Passive solar design — done right – can heat and cool your home in environmentally friendly and cost effective ways. Passive solar design takes advantage of a particular site’s climate (and microclimate) and uses special building materials to cool and heat the house using (or deflecting) the sun’s rays.
But creating a passive solar home requires careful design that takes into consideration your particular location and climate.
Successful Passive Solar Design
In order for a passive solar design to work successfully you need these three elements:
- South-facing windows. These windows should be unobstructed by trees or other buildings from at least 9 a.m. to 3 p.m. every day. During the summer, the windows should have shades to avoid overheating the house.
- Thermal mass. This is a type of materials that will absorb the heat from the sun during the day – it could consist of wood, solid log or timbers, concrete, brick, tile, stone, or SIP (structural insulated panels). Thermal mass can become part of the structural or finish materials of a home. Thermal mass not only helps keep a house warm in the winter, but also helps keep things cool during the hotter months by absorbing the warm air in the house.

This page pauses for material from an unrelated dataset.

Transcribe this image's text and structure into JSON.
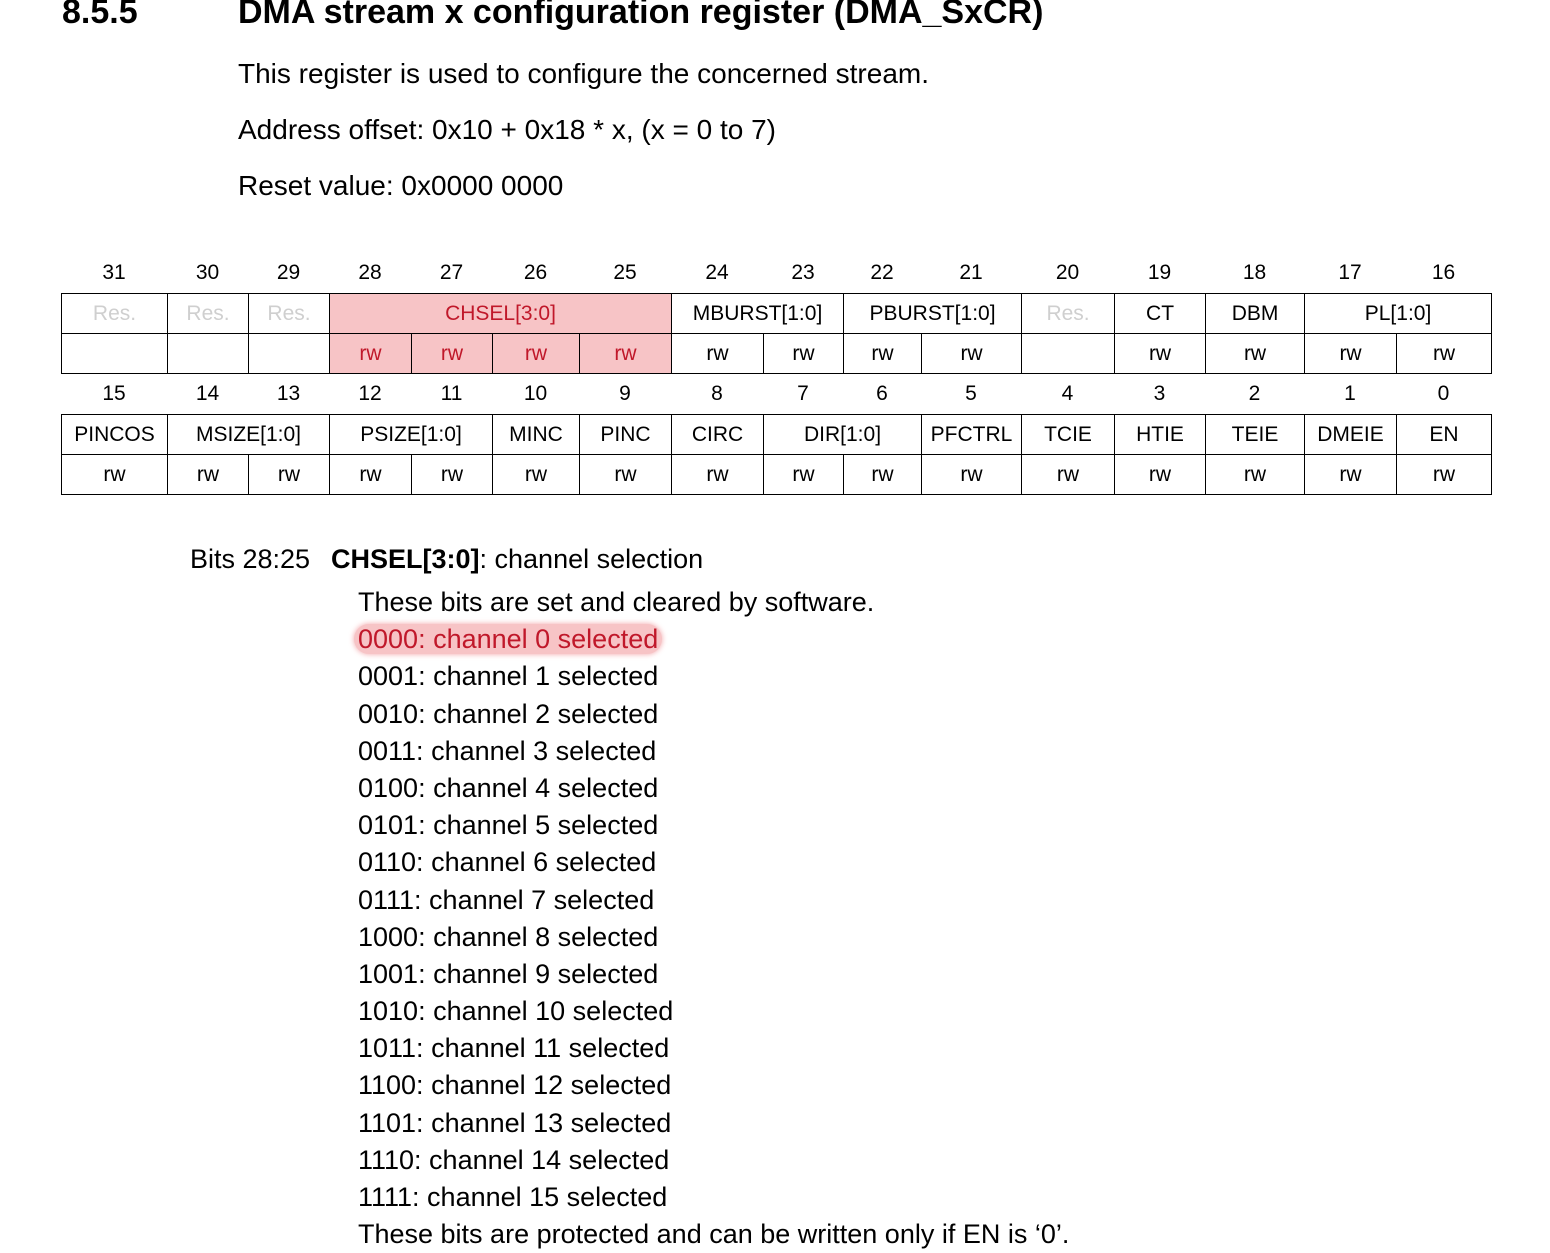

- Distribution and control systems. In order to get the heat distributed around your house from the south-facing windows, you need a distribution system. This can be as simple as small fans placed near the windows to distribute heat. Controlling the amount of heat from the sun can be controlled through roof overhands on south facing windows during the summer months, or by manually lowering blinds or shades. You can also opt for more automated methods including installing thermostats that control fans or blowers and vents or dampers.